D’après mon expérience, l’interface de l’écran tactile principal reste assez alambiquée et nécessite un certain temps d’adaptation, mais le volant est étonnamment agréable à tenir et les instruments numériques projetés sous le pare-brise sont clairs et agréables à regarder.
À première vue, les sièges sont exceptionnellement confortables et offrent un excellent maintien ; ils s’abaissent étonnamment bas si vous le souhaitez. L’espace pour les jambes à l’arrière est correct – ni plus, ni moins – et le plancher ne semble pas excessivement haut. Je n’ai pas pu voir l’intérieur du coffre, et quand j’ai posé la question du coffre avant, la réponse a été « nous ne voulons pas en parler », donc, jusqu’à preuve du contraire, je suppose qu’il n’y en a pas, ce qui serait assez décevant.

Au volant, malgré la plateforme différente, les sensations générales rappellent celles de l’iX3. L’iX5 a plus de punch, comme on peut s’y attendre pour une voiture plus lourde.
La puissance provient d’un moteur synchrone à excitation séparée à l’arrière développant 325 ch et 369 lb-pi de couple, et d’un moteur asynchrone à l’avant développant 245 ch et 225 lb-pi, pour un total de 570 ch et 594 lb-pi.
Dans notre monde déjanté de véhicules électriques surpuissants, cela ne semble même pas particulièrement généreux, pas plus qu’un temps de 0 à 100 km/h en 4,6 secondes. Pourtant, je pense que c’est tout à fait approprié pour ce type de voiture. Je l’ai conduite sur différents types de routes et je l’ai trouvée agréablement vive et sans effort, comme on peut l’attendre d’un SUV de luxe sportif, sans pour autant être vertigineuse juste pour le plaisir.
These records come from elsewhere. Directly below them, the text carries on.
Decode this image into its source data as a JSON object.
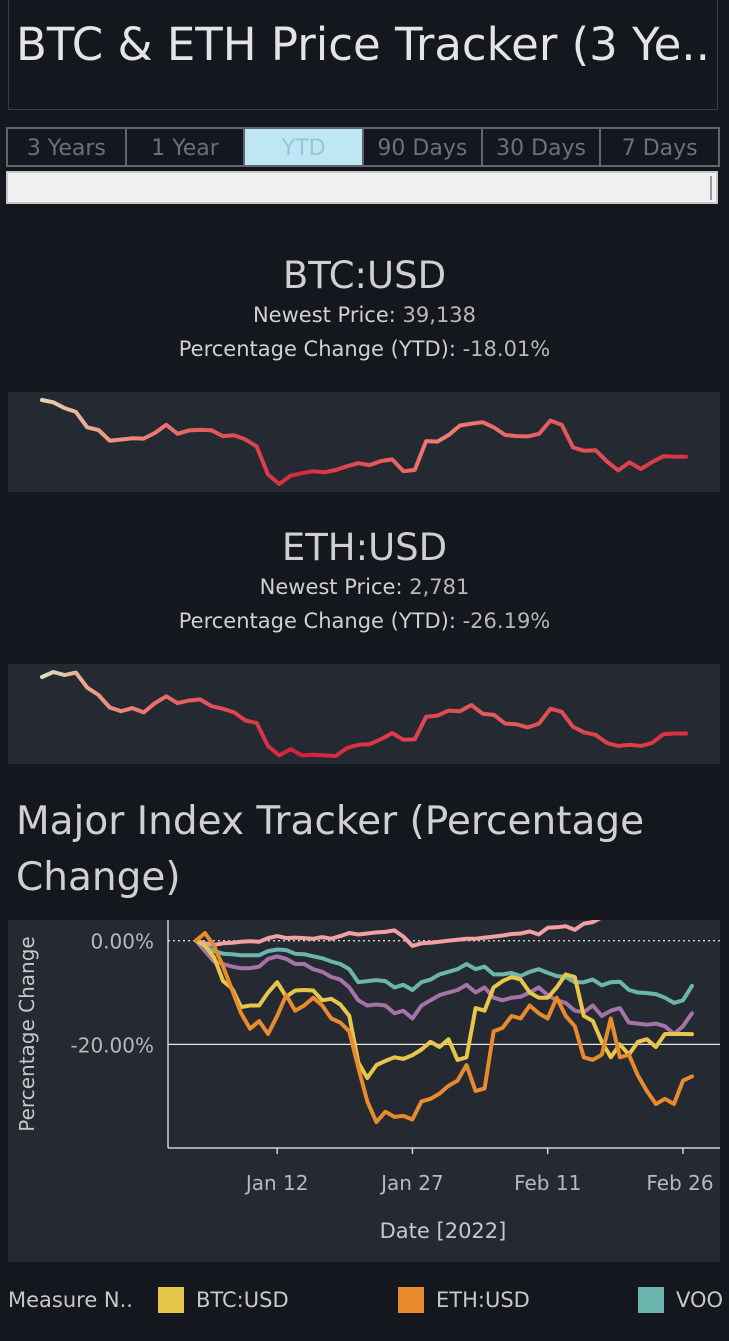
{
  "title": "BTC & ETH Price Tracker (3 Ye..",
  "tabs": [
    {
      "label": "3 Years",
      "active": false
    },
    {
      "label": "1 Year",
      "active": false
    },
    {
      "label": "YTD",
      "active": true
    },
    {
      "label": "90 Days",
      "active": false
    },
    {
      "label": "30 Days",
      "active": false
    },
    {
      "label": "7 Days",
      "active": false
    }
  ],
  "btc": {
    "pair": "BTC:USD",
    "price_label": "Newest Price:",
    "price": "39,138",
    "change_label": "Percentage Change (YTD):",
    "change": "-18.01%"
  },
  "eth": {
    "pair": "ETH:USD",
    "price_label": "Newest Price:",
    "price": "2,781",
    "change_label": "Percentage Change (YTD):",
    "change": "-26.19%"
  },
  "index_title": "Major Index Tracker (Percentage Change)",
  "legend": {
    "title": "Measure N..",
    "items": [
      {
        "label": "BTC:USD",
        "color": "#e8c64a"
      },
      {
        "label": "ETH:USD",
        "color": "#e88a2e"
      },
      {
        "label": "VOO",
        "color": "#6cb5ae"
      }
    ]
  },
  "chart_data": [
    {
      "type": "line",
      "title": "BTC:USD",
      "x": [
        "2022-01-01",
        "2022-01-02",
        "2022-01-03",
        "2022-01-04",
        "2022-01-05",
        "2022-01-06",
        "2022-01-07",
        "2022-01-08",
        "2022-01-09",
        "2022-01-10",
        "2022-01-11",
        "2022-01-12",
        "2022-01-13",
        "2022-01-14",
        "2022-01-15",
        "2022-01-16",
        "2022-01-17",
        "2022-01-18",
        "2022-01-19",
        "2022-01-20",
        "2022-01-21",
        "2022-01-22",
        "2022-01-23",
        "2022-01-24",
        "2022-01-25",
        "2022-01-26",
        "2022-01-27",
        "2022-01-28",
        "2022-01-29",
        "2022-01-30",
        "2022-01-31",
        "2022-02-01",
        "2022-02-02",
        "2022-02-03",
        "2022-02-04",
        "2022-02-05",
        "2022-02-06",
        "2022-02-07",
        "2022-02-08",
        "2022-02-09",
        "2022-02-10",
        "2022-02-11",
        "2022-02-12",
        "2022-02-13",
        "2022-02-14",
        "2022-02-15",
        "2022-02-16",
        "2022-02-17",
        "2022-02-18",
        "2022-02-19",
        "2022-02-20",
        "2022-02-21",
        "2022-02-22",
        "2022-02-23",
        "2022-02-24",
        "2022-02-25",
        "2022-02-26",
        "2022-02-27"
      ],
      "values": [
        47686,
        47345,
        46459,
        45897,
        43569,
        43160,
        41558,
        41734,
        41912,
        41864,
        42736,
        43949,
        42592,
        43100,
        43177,
        43114,
        42250,
        42375,
        41744,
        40680,
        36457,
        35030,
        36276,
        36654,
        36954,
        36809,
        37138,
        37716,
        38166,
        37882,
        38483,
        38743,
        36944,
        37149,
        41500,
        41412,
        42412,
        43840,
        44118,
        44338,
        43565,
        42407,
        42244,
        42197,
        42586,
        44575,
        43961,
        40538,
        40030,
        40122,
        38431,
        37075,
        38285,
        37296,
        38332,
        39214,
        39138,
        39138
      ],
      "series": [
        {
          "name": "BTC:USD"
        }
      ]
    },
    {
      "type": "line",
      "title": "ETH:USD",
      "x": [
        "2022-01-01",
        "2022-01-02",
        "2022-01-03",
        "2022-01-04",
        "2022-01-05",
        "2022-01-06",
        "2022-01-07",
        "2022-01-08",
        "2022-01-09",
        "2022-01-10",
        "2022-01-11",
        "2022-01-12",
        "2022-01-13",
        "2022-01-14",
        "2022-01-15",
        "2022-01-16",
        "2022-01-17",
        "2022-01-18",
        "2022-01-19",
        "2022-01-20",
        "2022-01-21",
        "2022-01-22",
        "2022-01-23",
        "2022-01-24",
        "2022-01-25",
        "2022-01-26",
        "2022-01-27",
        "2022-01-28",
        "2022-01-29",
        "2022-01-30",
        "2022-01-31",
        "2022-02-01",
        "2022-02-02",
        "2022-02-03",
        "2022-02-04",
        "2022-02-05",
        "2022-02-06",
        "2022-02-07",
        "2022-02-08",
        "2022-02-09",
        "2022-02-10",
        "2022-02-11",
        "2022-02-12",
        "2022-02-13",
        "2022-02-14",
        "2022-02-15",
        "2022-02-16",
        "2022-02-17",
        "2022-02-18",
        "2022-02-19",
        "2022-02-20",
        "2022-02-21",
        "2022-02-22",
        "2022-02-23",
        "2022-02-24",
        "2022-02-25",
        "2022-02-26",
        "2022-02-27"
      ],
      "values": [
        3690,
        3770,
        3720,
        3760,
        3520,
        3400,
        3200,
        3140,
        3190,
        3120,
        3270,
        3380,
        3270,
        3310,
        3330,
        3220,
        3180,
        3120,
        2990,
        2950,
        2580,
        2430,
        2530,
        2430,
        2440,
        2430,
        2420,
        2550,
        2600,
        2610,
        2690,
        2790,
        2680,
        2690,
        3050,
        3070,
        3150,
        3140,
        3240,
        3100,
        3080,
        2940,
        2930,
        2880,
        2940,
        3180,
        3130,
        2890,
        2800,
        2760,
        2630,
        2580,
        2600,
        2580,
        2630,
        2770,
        2781,
        2781
      ],
      "series": [
        {
          "name": "ETH:USD"
        }
      ]
    },
    {
      "type": "line",
      "title": "",
      "xlabel": "Date [2022]",
      "ylabel": "Percentage Change",
      "x_ticks": [
        "Jan 12",
        "Jan 27",
        "Feb 11",
        "Feb 26"
      ],
      "y_ticks": [
        "0.00%",
        "-20.00%"
      ],
      "ylim": [
        -40,
        4
      ],
      "x": [
        "2022-01-03",
        "2022-01-04",
        "2022-01-05",
        "2022-01-06",
        "2022-01-07",
        "2022-01-08",
        "2022-01-09",
        "2022-01-10",
        "2022-01-11",
        "2022-01-12",
        "2022-01-13",
        "2022-01-14",
        "2022-01-15",
        "2022-01-16",
        "2022-01-17",
        "2022-01-18",
        "2022-01-19",
        "2022-01-20",
        "2022-01-21",
        "2022-01-22",
        "2022-01-23",
        "2022-01-24",
        "2022-01-25",
        "2022-01-26",
        "2022-01-27",
        "2022-01-28",
        "2022-01-29",
        "2022-01-30",
        "2022-01-31",
        "2022-02-01",
        "2022-02-02",
        "2022-02-03",
        "2022-02-04",
        "2022-02-05",
        "2022-02-06",
        "2022-02-07",
        "2022-02-08",
        "2022-02-09",
        "2022-02-10",
        "2022-02-11",
        "2022-02-12",
        "2022-02-13",
        "2022-02-14",
        "2022-02-15",
        "2022-02-16",
        "2022-02-17",
        "2022-02-18",
        "2022-02-19",
        "2022-02-20",
        "2022-02-21",
        "2022-02-22",
        "2022-02-23",
        "2022-02-24",
        "2022-02-25",
        "2022-02-26",
        "2022-02-27"
      ],
      "series": [
        {
          "name": "",
          "color": "#f2a0a6",
          "values": [
            0,
            -0.5,
            -0.8,
            -0.5,
            -0.4,
            -0.2,
            -0.1,
            -0.2,
            0.5,
            0.9,
            0.5,
            0.6,
            0.5,
            0.4,
            0.7,
            0.4,
            0.9,
            1.5,
            1.2,
            1.4,
            1.6,
            1.7,
            2.0,
            0.8,
            -1.0,
            -0.5,
            -0.4,
            -0.2,
            0,
            0.2,
            0.4,
            0.4,
            0.6,
            0.8,
            1.0,
            1.3,
            1.4,
            1.8,
            1.2,
            2.5,
            2.6,
            2.8,
            2.1,
            3.3,
            3.6,
            4.5,
            5.0,
            5.0,
            5.1,
            5.2,
            5.2,
            5.2,
            5.2,
            5.3,
            5.0,
            4.8
          ]
        },
        {
          "name": "VOO",
          "color": "#6cb5ae",
          "values": [
            0,
            -1.0,
            -2.0,
            -2.5,
            -2.6,
            -2.8,
            -2.8,
            -2.8,
            -2.0,
            -1.7,
            -1.8,
            -2.5,
            -2.6,
            -3.0,
            -3.4,
            -4.0,
            -4.5,
            -5.5,
            -8.0,
            -7.8,
            -7.6,
            -7.8,
            -9.0,
            -8.5,
            -9.5,
            -8.0,
            -7.5,
            -6.5,
            -6.0,
            -5.5,
            -4.5,
            -5.5,
            -5.0,
            -6.5,
            -6.5,
            -6.2,
            -6.8,
            -6.0,
            -5.5,
            -6.2,
            -6.8,
            -7.0,
            -8.0,
            -8.0,
            -7.5,
            -8.6,
            -8.0,
            -7.9,
            -9.5,
            -10.0,
            -10.1,
            -10.3,
            -11.0,
            -12.0,
            -11.5,
            -8.7
          ]
        },
        {
          "name": "",
          "color": "#a673a8",
          "values": [
            0,
            -2.0,
            -4.0,
            -4.5,
            -5.0,
            -5.3,
            -5.3,
            -5.0,
            -3.5,
            -3.0,
            -3.5,
            -4.5,
            -4.5,
            -5.5,
            -6.0,
            -7.0,
            -7.5,
            -9.0,
            -11.5,
            -12.5,
            -12.3,
            -12.5,
            -14.0,
            -13.5,
            -15.0,
            -12.5,
            -11.5,
            -10.5,
            -10.0,
            -9.5,
            -8.5,
            -10.0,
            -9.0,
            -11.0,
            -11.5,
            -11.0,
            -10.8,
            -10.0,
            -9.0,
            -10.5,
            -11.5,
            -12.0,
            -13.5,
            -13.8,
            -12.5,
            -14.5,
            -13.5,
            -13.0,
            -15.8,
            -16.0,
            -16.2,
            -16.0,
            -16.5,
            -18.0,
            -16.5,
            -14.0
          ]
        },
        {
          "name": "BTC:USD",
          "color": "#e8c64a",
          "values": [
            0,
            -1.0,
            -3.2,
            -7.8,
            -9.2,
            -12.8,
            -12.5,
            -12.5,
            -10.0,
            -8.0,
            -10.8,
            -9.6,
            -9.5,
            -9.6,
            -11.5,
            -11.2,
            -12.3,
            -14.5,
            -23.5,
            -26.5,
            -24.0,
            -23.2,
            -22.5,
            -22.8,
            -22.1,
            -21.0,
            -19.5,
            -20.5,
            -19.0,
            -23.0,
            -22.5,
            -13.0,
            -13.5,
            -9.0,
            -7.8,
            -7.0,
            -7.5,
            -10.0,
            -11.0,
            -11.0,
            -9.0,
            -6.5,
            -7.0,
            -14.5,
            -15.5,
            -19.5,
            -22.5,
            -20.0,
            -22.0,
            -19.5,
            -19.0,
            -20.5,
            -18.0,
            -18.0,
            -18.0,
            -18.01
          ]
        },
        {
          "name": "ETH:USD",
          "color": "#e88a2e",
          "values": [
            0,
            1.5,
            -1.0,
            -5.0,
            -9.5,
            -14.0,
            -17.0,
            -15.5,
            -18.0,
            -14.5,
            -10.5,
            -13.5,
            -12.5,
            -11.0,
            -12.5,
            -15.0,
            -15.8,
            -17.5,
            -24.5,
            -31.0,
            -35.0,
            -33.0,
            -34.0,
            -33.8,
            -34.5,
            -31.0,
            -30.5,
            -29.5,
            -28.0,
            -27.0,
            -24.0,
            -29.0,
            -28.5,
            -17.5,
            -16.8,
            -14.5,
            -15.0,
            -12.5,
            -14.0,
            -15.0,
            -11.0,
            -14.5,
            -16.5,
            -22.5,
            -23.0,
            -22.0,
            -15.0,
            -22.5,
            -22.0,
            -26.0,
            -29.0,
            -31.5,
            -30.5,
            -31.5,
            -27.0,
            -26.19
          ]
        }
      ]
    }
  ]
}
Une version de type M, encore plus puissante, sera disponible en temps voulu si c’est ce que vous recherchez.
La conduite est similaire à celle de l’iX3 : rien d’étrange, pas de courbes de puissance irrégulières ni de boîtes à deux rapports ; les deux pédales sont progressives ; et on a le choix entre un freinage régénératif adaptatif, faible, moyen, fort et à une seule pédale, mais malheureusement pas de véritable mode roue libre.
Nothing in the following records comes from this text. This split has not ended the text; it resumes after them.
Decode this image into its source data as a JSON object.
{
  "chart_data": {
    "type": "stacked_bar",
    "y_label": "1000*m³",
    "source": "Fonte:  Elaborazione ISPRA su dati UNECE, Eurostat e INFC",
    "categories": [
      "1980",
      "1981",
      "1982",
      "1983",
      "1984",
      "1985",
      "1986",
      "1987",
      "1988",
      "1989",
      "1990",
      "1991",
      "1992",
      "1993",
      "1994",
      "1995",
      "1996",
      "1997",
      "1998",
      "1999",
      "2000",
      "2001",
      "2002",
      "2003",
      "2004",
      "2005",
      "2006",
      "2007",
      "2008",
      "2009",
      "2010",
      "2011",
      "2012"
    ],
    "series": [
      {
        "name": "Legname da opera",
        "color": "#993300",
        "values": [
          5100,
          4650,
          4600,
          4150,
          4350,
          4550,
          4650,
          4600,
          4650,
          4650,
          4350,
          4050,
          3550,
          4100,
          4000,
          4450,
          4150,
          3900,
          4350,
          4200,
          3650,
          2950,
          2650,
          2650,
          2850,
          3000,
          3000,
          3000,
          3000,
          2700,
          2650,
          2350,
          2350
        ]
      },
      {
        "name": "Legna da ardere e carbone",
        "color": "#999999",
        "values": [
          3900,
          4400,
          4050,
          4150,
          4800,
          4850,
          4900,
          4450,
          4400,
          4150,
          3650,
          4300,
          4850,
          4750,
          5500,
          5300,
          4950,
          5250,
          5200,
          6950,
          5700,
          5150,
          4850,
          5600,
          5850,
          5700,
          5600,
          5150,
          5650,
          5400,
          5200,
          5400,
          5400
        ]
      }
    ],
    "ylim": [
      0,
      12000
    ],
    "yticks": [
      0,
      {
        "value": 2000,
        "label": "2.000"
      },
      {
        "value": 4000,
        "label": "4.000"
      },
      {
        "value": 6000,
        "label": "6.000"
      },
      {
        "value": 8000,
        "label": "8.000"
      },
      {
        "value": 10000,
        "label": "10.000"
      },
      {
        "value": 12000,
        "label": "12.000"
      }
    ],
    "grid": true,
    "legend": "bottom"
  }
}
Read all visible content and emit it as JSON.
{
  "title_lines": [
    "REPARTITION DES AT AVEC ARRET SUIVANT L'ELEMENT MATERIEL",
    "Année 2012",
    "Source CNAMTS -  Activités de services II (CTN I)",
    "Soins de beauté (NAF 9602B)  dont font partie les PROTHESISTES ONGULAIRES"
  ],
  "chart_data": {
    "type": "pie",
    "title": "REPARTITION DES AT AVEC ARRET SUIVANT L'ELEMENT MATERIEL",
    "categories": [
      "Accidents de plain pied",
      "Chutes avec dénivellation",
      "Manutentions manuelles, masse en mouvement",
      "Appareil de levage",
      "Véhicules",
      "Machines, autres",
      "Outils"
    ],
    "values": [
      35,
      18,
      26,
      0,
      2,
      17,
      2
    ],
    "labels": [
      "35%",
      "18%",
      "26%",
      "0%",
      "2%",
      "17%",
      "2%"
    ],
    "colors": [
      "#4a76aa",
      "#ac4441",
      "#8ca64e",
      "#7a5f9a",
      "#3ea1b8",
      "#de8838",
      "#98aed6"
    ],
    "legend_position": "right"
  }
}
Je vais juste rappeler le poids au cas où vous l’auriez oublié : trois tonnes. Cela équivaut à deux Volkswagen Golf, ce qui est un peu fou, mais on ne s’en rend pas compte au volant. Ma voiture d’essai n’était même pas équipée des barres anti-roulis actives ni de la direction des roues arrière.
La direction est progressive, bien calibrée et suffisamment précise pour permettre de manœuvrer facilement cette très grosse voiture, même à vive allure. Elle n’est pas débordante de sensations et de retours d’information, mais si vous engagez la voiture à fond dans un virage, vous pouvez sentir la carrosserie prendre un peu de roulis et s’y maintenir ; la direction s’alourdit progressivement à mesure qu’elle le fait.
Appuyez à fond sur l’accélérateur et la prédominance de l’essieu arrière dans la transmission est évidente dans la manière équilibrée dont la voiture sort du virage. Même sur route mouillée, le système de contrôle de traction fonctionne de manière imperceptible, si ce n’est par la facilité avec laquelle la voiture reste stable. Je n’ai pas conduit de Porsche Cayenne Electric, mais on est ici à des années-lumière de la Volvo EX90, un peu insensible, et du Mercedes EQS SUV, plutôt lourd.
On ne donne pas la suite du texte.